September’s contraction in the headline Hamburg Commercial Bank (HCOB) manufacturing purchasing managers’ index (PMI) was driven by a reduction in new order inflows and a sharper rate of job shedding.
Falling from 50.7 in August to 49.8, the headline index signalled a deterioration in factory operating conditions across the euro area. The decline, however, was only marginal overall.
Production volumes continued to expand in September, although the pace of growth slowed markedly from August’s near three-and-a-half-year high.
September witnessed cutbacks in factory purchasing activity accelerate, while pre- and post-production inventories were reduced further.
Firms remained optimistic on balance that output would rise from present levels over the coming year, although expectations were their softest since April.
There were broad-based price drops at the end of the third quarter as both input costs and output charges fell marginally.
In the Netherlands, conditions improved at the fastest pace since July 2022. Greece and Spain continued their growth trends, although upturns slowed on the month. The final eurozone country in expansion mode was Ireland.
Weakness was recorded across the currency union’s three biggest economies—Germany, France and Italy—with respective manufacturing PMIs posting below the critical 50 level.
Pulling the headline index into the contraction zone was a marked decline in its weightiest component, new orders.

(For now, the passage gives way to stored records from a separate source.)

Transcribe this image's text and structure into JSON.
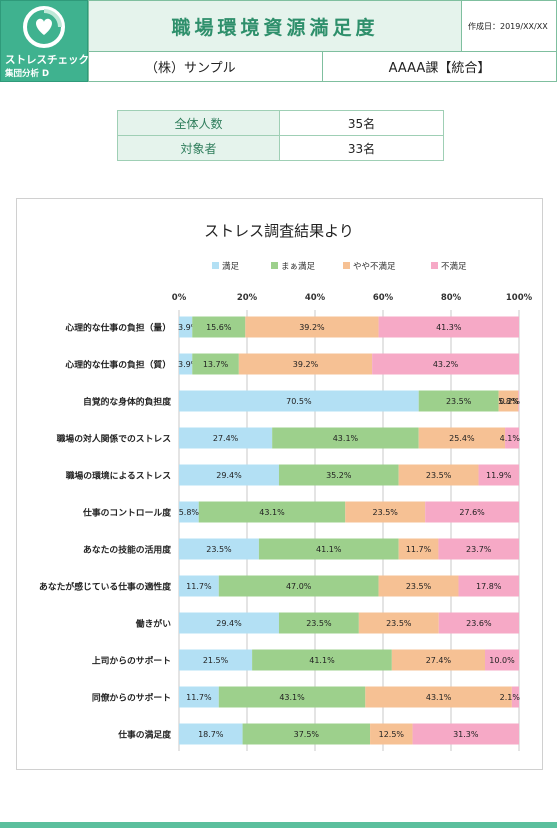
{
  "logo": {
    "name": "ストレスチェック",
    "sub": "集団分析 D"
  },
  "header": {
    "title": "職場環境資源満足度",
    "date": "作成日：2019/XX/XX",
    "company": "（株）サンプル",
    "department": "AAAA課【統合】"
  },
  "info": {
    "total_label": "全体人数",
    "total_value": "35名",
    "target_label": "対象者",
    "target_value": "33名"
  },
  "colors": {
    "brand": "#3fb28f",
    "s1": "#b3e0f4",
    "s2": "#9dd08c",
    "s3": "#f6c194",
    "s4": "#f6a9c6"
  },
  "chart_data": {
    "type": "bar",
    "orientation": "horizontal-stacked-100",
    "title": "ストレス調査結果より",
    "legend_position": "top",
    "xlim": [
      0,
      100
    ],
    "x_ticks": [
      "0%",
      "20%",
      "40%",
      "60%",
      "80%",
      "100%"
    ],
    "categories": [
      "心理的な仕事の負担（量）",
      "心理的な仕事の負担（質）",
      "自覚的な身体的負担度",
      "職場の対人関係でのストレス",
      "職場の環境によるストレス",
      "仕事のコントロール度",
      "あなたの技能の活用度",
      "あなたが感じている仕事の適性度",
      "働きがい",
      "上司からのサポート",
      "同僚からのサポート",
      "仕事の満足度"
    ],
    "series": [
      {
        "name": "満足",
        "values": [
          3.9,
          3.9,
          70.5,
          27.4,
          29.4,
          5.8,
          23.5,
          11.7,
          29.4,
          21.5,
          11.7,
          18.7
        ]
      },
      {
        "name": "まぁ満足",
        "values": [
          15.6,
          13.7,
          23.5,
          43.1,
          35.2,
          43.1,
          41.1,
          47.0,
          23.5,
          41.1,
          43.1,
          37.5
        ]
      },
      {
        "name": "やや不満足",
        "values": [
          39.2,
          39.2,
          5.8,
          25.4,
          23.5,
          23.5,
          11.7,
          23.5,
          23.5,
          27.4,
          43.1,
          12.5
        ]
      },
      {
        "name": "不満足",
        "values": [
          41.3,
          43.2,
          0.2,
          4.1,
          11.9,
          27.6,
          23.7,
          17.8,
          23.6,
          10.0,
          2.1,
          31.3
        ]
      }
    ],
    "value_labels": [
      [
        "3.9%",
        "15.6%",
        "39.2%",
        "41.3%"
      ],
      [
        "3.9%",
        "13.7%",
        "39.2%",
        "43.2%"
      ],
      [
        "70.5%",
        "23.5%",
        "5.8%",
        "0.2%"
      ],
      [
        "27.4%",
        "43.1%",
        "25.4%",
        "4.1%"
      ],
      [
        "29.4%",
        "35.2%",
        "23.5%",
        "11.9%"
      ],
      [
        "5.8%",
        "43.1%",
        "23.5%",
        "27.6%"
      ],
      [
        "23.5%",
        "41.1%",
        "11.7%",
        "23.7%"
      ],
      [
        "11.7%",
        "47.0%",
        "23.5%",
        "17.8%"
      ],
      [
        "29.4%",
        "23.5%",
        "23.5%",
        "23.6%"
      ],
      [
        "21.5%",
        "41.1%",
        "27.4%",
        "10.0%"
      ],
      [
        "11.7%",
        "43.1%",
        "43.1%",
        "2.1%"
      ],
      [
        "18.7%",
        "37.5%",
        "12.5%",
        "31.3%"
      ]
    ]
  }
}
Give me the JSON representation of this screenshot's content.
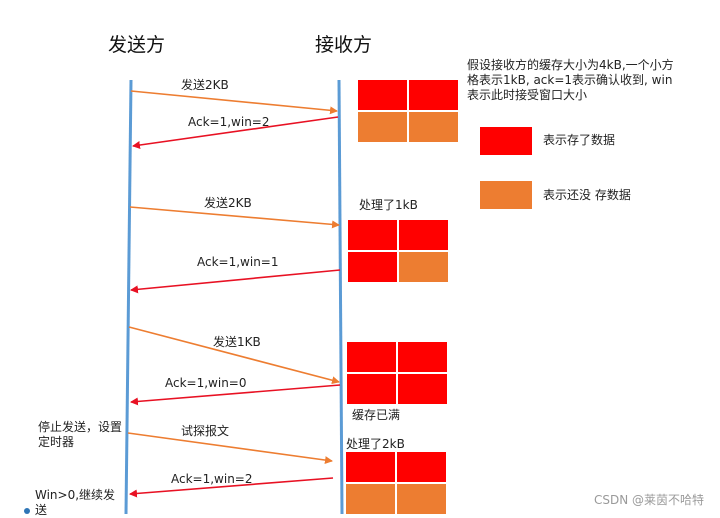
{
  "headers": {
    "sender": "发送方",
    "receiver": "接收方"
  },
  "colors": {
    "timeline": "#5b9bd5",
    "send_arrow": "#ed7d31",
    "ack_arrow": "#e81123",
    "full_cell": "#ff0000",
    "empty_cell": "#ed7d31"
  },
  "note": "假设接收方的缓存大小为4kB,一个小方格表示1kB, ack=1表示确认收到, win表示此时接受窗口大小",
  "legend": {
    "full_label": "表示存了数据",
    "empty_label": "表示还没 存数据"
  },
  "messages": [
    {
      "label": "发送2KB"
    },
    {
      "label": "Ack=1,win=2"
    },
    {
      "label": "发送2KB"
    },
    {
      "label": "Ack=1,win=1"
    },
    {
      "label": "发送1KB"
    },
    {
      "label": "Ack=1,win=0"
    },
    {
      "label": "试探报文"
    },
    {
      "label": "Ack=1,win=2"
    }
  ],
  "receiver_labels": {
    "processed_1": "处理了1kB",
    "buffer_full": "缓存已满",
    "processed_2": "处理了2kB"
  },
  "sender_labels": {
    "stop": "停止发送，设置定时器",
    "resume": "Win>0,继续发送"
  },
  "buffers": [
    {
      "cells": [
        "full",
        "full",
        "empty",
        "empty"
      ]
    },
    {
      "cells": [
        "full",
        "full",
        "full",
        "empty"
      ]
    },
    {
      "cells": [
        "full",
        "full",
        "full",
        "full"
      ]
    },
    {
      "cells": [
        "full",
        "full",
        "empty",
        "empty"
      ]
    }
  ],
  "watermark": "CSDN @莱茵不哈特"
}
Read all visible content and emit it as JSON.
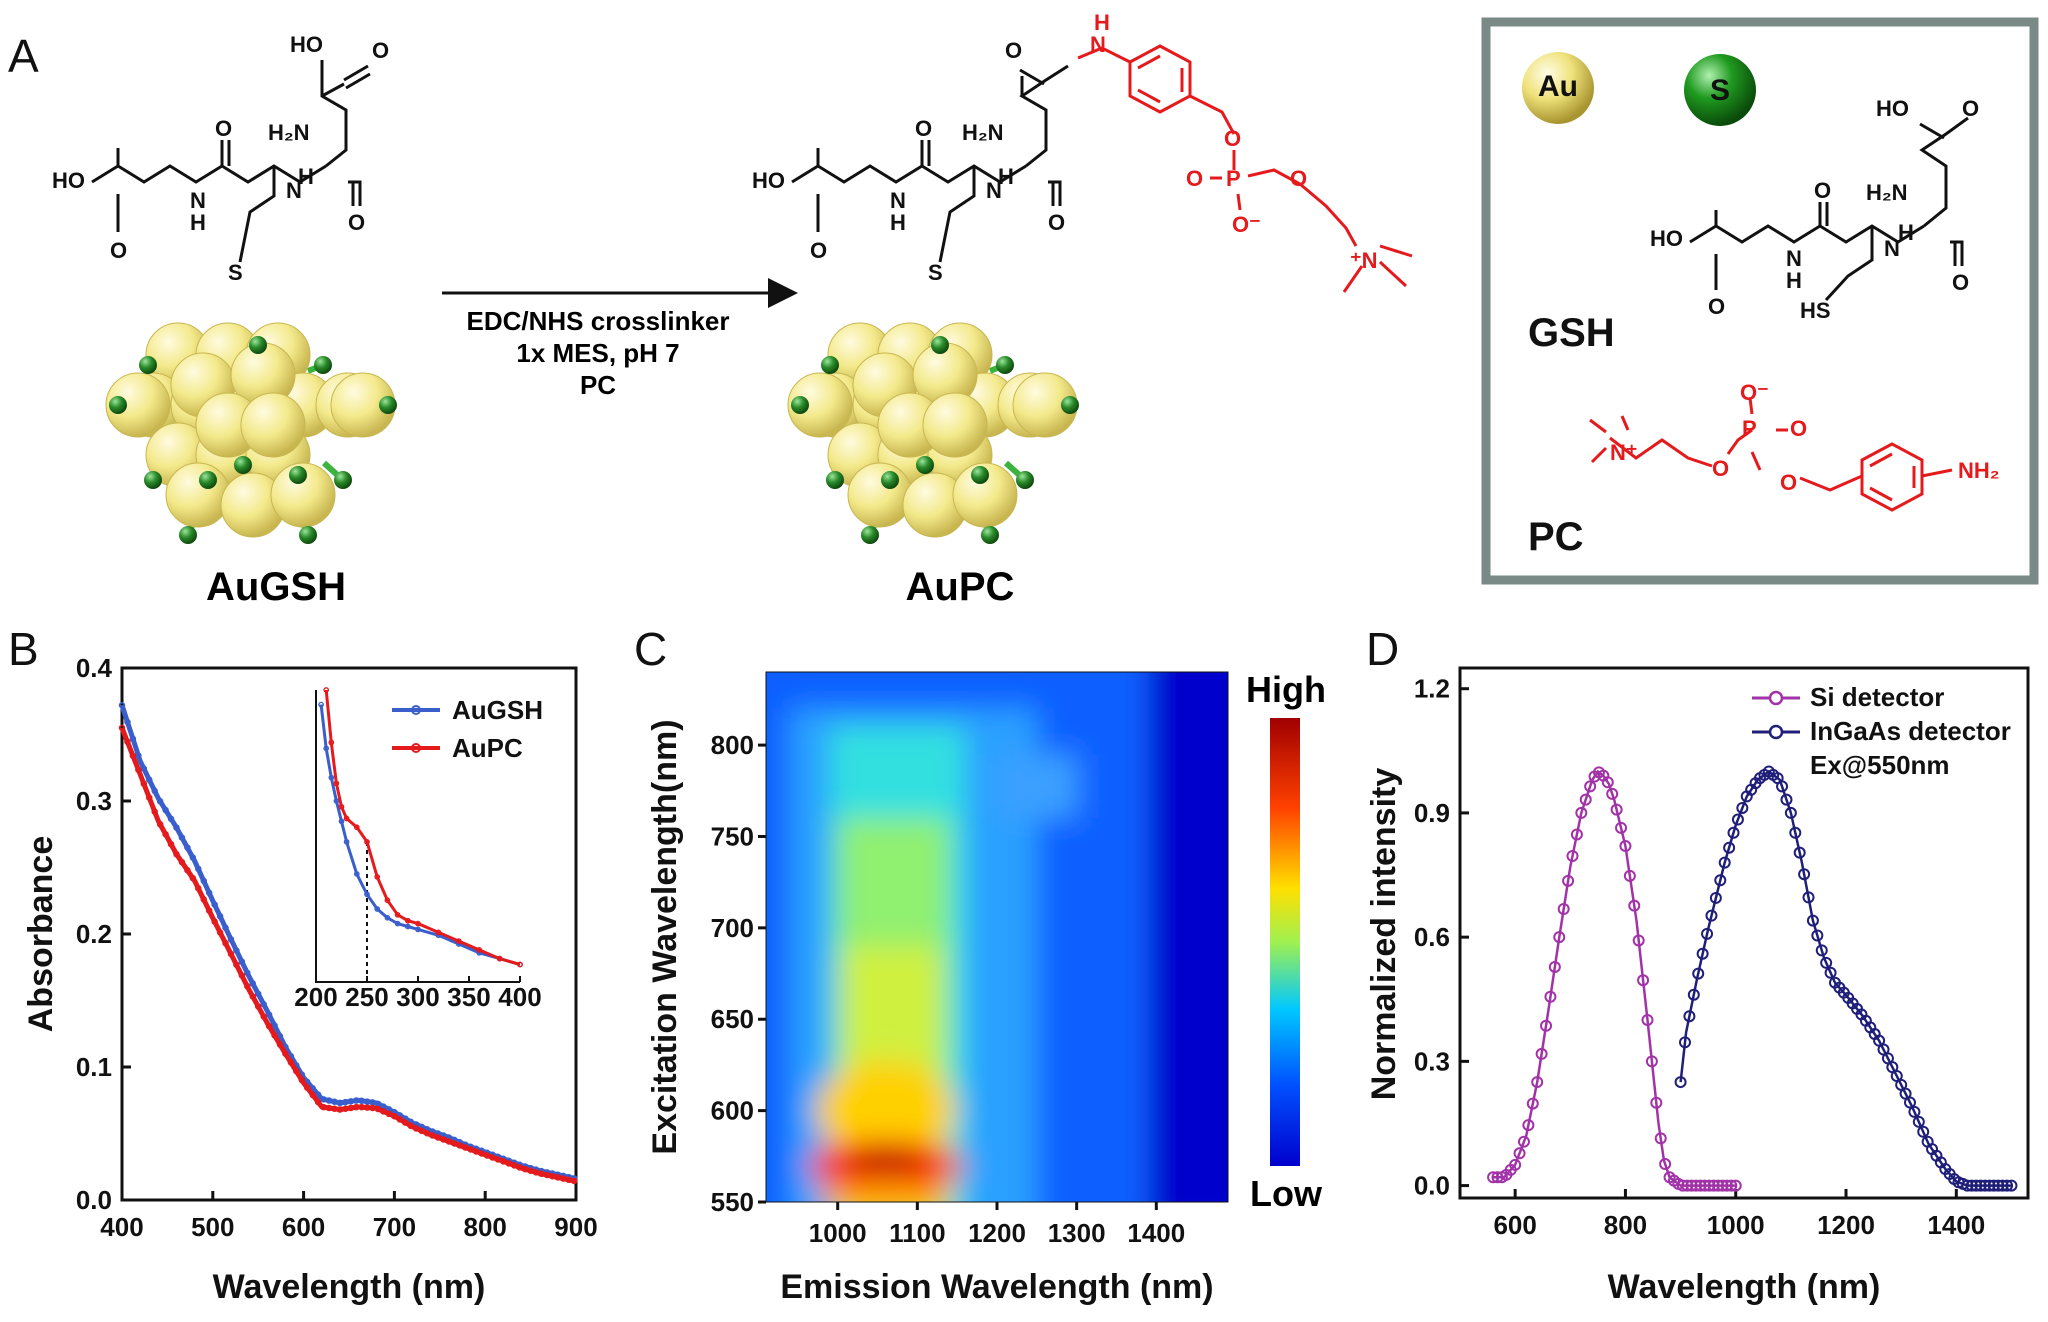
{
  "panels": {
    "A": {
      "letter": "A",
      "left_label": "AuGSH",
      "right_label": "AuPC",
      "arrow_lines": [
        "EDC/NHS crosslinker",
        "1x MES, pH 7",
        "PC"
      ],
      "legend_box": {
        "au_label": "Au",
        "s_label": "S",
        "gsh_label": "GSH",
        "pc_label": "PC"
      },
      "chem": {
        "HO": "HO",
        "H2N": "H₂N",
        "NH2": "NH₂",
        "N": "N",
        "H": "H",
        "O": "O",
        "S": "S",
        "HS": "HS",
        "P": "P",
        "Nplus": "⁺N",
        "Ominus": "O⁻",
        "Nplus2": "N⁺"
      }
    },
    "B": {
      "letter": "B",
      "ylabel": "Absorbance",
      "xlabel": "Wavelength (nm)",
      "legend": [
        "AuGSH",
        "AuPC"
      ]
    },
    "C": {
      "letter": "C",
      "ylabel": "Excitation Wavelength(nm)",
      "xlabel": "Emission Wavelength (nm)",
      "colorbar_high": "High",
      "colorbar_low": "Low"
    },
    "D": {
      "letter": "D",
      "ylabel": "Normalized intensity",
      "xlabel": "Wavelength (nm)",
      "legend": [
        "Si detector",
        "InGaAs detector"
      ],
      "note": "Ex@550nm"
    }
  },
  "colors": {
    "augsh": "#3a5fcd",
    "aupc": "#e41a1c",
    "si": "#a232a8",
    "ingaas": "#1f1f7a",
    "gold": "#f3e98a",
    "sulfur": "#2a8a2a",
    "chem_red": "#e41a1c",
    "box_border": "#7a8a86"
  },
  "chart_data": [
    {
      "id": "B",
      "type": "line",
      "xlim": [
        400,
        900
      ],
      "ylim": [
        0.0,
        0.4
      ],
      "xticks": [
        400,
        500,
        600,
        700,
        800,
        900
      ],
      "yticks": [
        0.0,
        0.1,
        0.2,
        0.3,
        0.4
      ],
      "ytick_labels": [
        "0.0",
        "0.1",
        "0.2",
        "0.3",
        "0.4"
      ],
      "series": [
        {
          "name": "AuGSH",
          "color": "#3a5fcd",
          "x": [
            400,
            420,
            440,
            460,
            480,
            500,
            520,
            540,
            560,
            580,
            600,
            620,
            640,
            660,
            680,
            700,
            720,
            740,
            760,
            780,
            800,
            820,
            840,
            860,
            880,
            900
          ],
          "y": [
            0.372,
            0.33,
            0.302,
            0.28,
            0.255,
            0.225,
            0.196,
            0.168,
            0.142,
            0.115,
            0.092,
            0.076,
            0.073,
            0.075,
            0.073,
            0.066,
            0.058,
            0.052,
            0.047,
            0.041,
            0.036,
            0.031,
            0.026,
            0.022,
            0.019,
            0.016
          ]
        },
        {
          "name": "AuPC",
          "color": "#e41a1c",
          "x": [
            400,
            420,
            440,
            460,
            480,
            500,
            520,
            540,
            560,
            580,
            600,
            620,
            640,
            660,
            680,
            700,
            720,
            740,
            760,
            780,
            800,
            820,
            840,
            860,
            880,
            900
          ],
          "y": [
            0.355,
            0.32,
            0.285,
            0.26,
            0.24,
            0.212,
            0.185,
            0.158,
            0.133,
            0.11,
            0.088,
            0.07,
            0.068,
            0.07,
            0.069,
            0.063,
            0.055,
            0.049,
            0.044,
            0.039,
            0.034,
            0.029,
            0.024,
            0.02,
            0.017,
            0.014
          ]
        }
      ]
    },
    {
      "id": "B-inset",
      "type": "line",
      "xlim": [
        200,
        400
      ],
      "xticks": [
        200,
        250,
        300,
        350,
        400
      ],
      "marker_x": 250,
      "series": [
        {
          "name": "AuGSH",
          "color": "#3a5fcd",
          "x": [
            205,
            210,
            215,
            220,
            225,
            230,
            240,
            250,
            260,
            270,
            280,
            290,
            300,
            320,
            340,
            360,
            380,
            400
          ],
          "y": [
            0.95,
            0.8,
            0.7,
            0.62,
            0.55,
            0.48,
            0.37,
            0.3,
            0.25,
            0.22,
            0.2,
            0.19,
            0.18,
            0.16,
            0.13,
            0.1,
            0.08,
            0.06
          ]
        },
        {
          "name": "AuPC",
          "color": "#e41a1c",
          "x": [
            210,
            215,
            220,
            225,
            230,
            240,
            250,
            260,
            270,
            280,
            290,
            300,
            320,
            340,
            360,
            380,
            400
          ],
          "y": [
            1.0,
            0.82,
            0.68,
            0.6,
            0.56,
            0.53,
            0.48,
            0.36,
            0.28,
            0.23,
            0.21,
            0.2,
            0.17,
            0.14,
            0.11,
            0.08,
            0.06
          ]
        }
      ]
    },
    {
      "id": "C",
      "type": "heatmap",
      "xlim": [
        910,
        1490
      ],
      "ylim": [
        550,
        840
      ],
      "xticks": [
        1000,
        1100,
        1200,
        1300,
        1400
      ],
      "yticks": [
        550,
        600,
        650,
        700,
        750,
        800
      ],
      "colorscale": [
        "#0000cc",
        "#0050ff",
        "#00c8ff",
        "#a0f050",
        "#ffe000",
        "#ff4000",
        "#a00000"
      ]
    },
    {
      "id": "D",
      "type": "scatter",
      "xlim": [
        500,
        1530
      ],
      "ylim": [
        -0.03,
        1.25
      ],
      "xticks": [
        600,
        800,
        1000,
        1200,
        1400
      ],
      "yticks": [
        0.0,
        0.3,
        0.6,
        0.9,
        1.2
      ],
      "ytick_labels": [
        "0.0",
        "0.3",
        "0.6",
        "0.9",
        "1.2"
      ],
      "series": [
        {
          "name": "Si detector",
          "color": "#a232a8",
          "x": [
            560,
            580,
            600,
            620,
            640,
            660,
            680,
            700,
            720,
            740,
            750,
            760,
            770,
            780,
            800,
            820,
            840,
            860,
            870,
            880,
            890,
            900,
            920,
            950,
            1000
          ],
          "y": [
            0.02,
            0.02,
            0.05,
            0.12,
            0.25,
            0.42,
            0.6,
            0.77,
            0.9,
            0.98,
            1.0,
            0.99,
            0.97,
            0.93,
            0.82,
            0.64,
            0.4,
            0.15,
            0.06,
            0.02,
            0.01,
            0.0,
            0.0,
            0.0,
            0.0
          ]
        },
        {
          "name": "InGaAs detector",
          "color": "#1f1f7a",
          "x": [
            900,
            910,
            930,
            950,
            980,
            1000,
            1020,
            1040,
            1060,
            1080,
            1100,
            1120,
            1140,
            1160,
            1180,
            1200,
            1230,
            1260,
            1290,
            1320,
            1350,
            1380,
            1400,
            1420,
            1450,
            1500
          ],
          "y": [
            0.25,
            0.37,
            0.5,
            0.62,
            0.78,
            0.87,
            0.94,
            0.98,
            1.0,
            0.98,
            0.9,
            0.78,
            0.64,
            0.55,
            0.49,
            0.46,
            0.41,
            0.35,
            0.27,
            0.19,
            0.1,
            0.04,
            0.01,
            0.0,
            0.0,
            0.0
          ]
        }
      ]
    }
  ]
}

After rising for the first time in almost three-and-a-half years in August, the volume of new orders received by eurozone manufacturers decreased in September, an S&P Global release said. The pace of contraction was mild but nevertheless the fastest since March.
Export markets were a drag on total sales, with new business received from overseas falling for a third month in succession and to a slightly stronger degree.
Manufacturing production volumes expanded, stretching the current sequence of growth that began in March. The upturn lost momentum, however, easing from August’s solid pace. Further growth in output was achieved despite ramped up job cutting at eurozone factories.
Workforce numbers fell at the quickest rate in three months. Manufacturers were also able to make greater inroads to their backlogs of work in September. The rate of reduction in outstanding orders was the most marked since June.
Purchasing was reduced by surveyed companies at the end of the third quarter. After coming close to stabilising as recently as July, the rate of decline in buying activity has accelerated in back-to-back months.
For the first time since June, eurozone manufacturers reported lower operating costs—a notable deviation from the solid inflationary trend witnessed across the survey on average. The decrease was only marginal, however.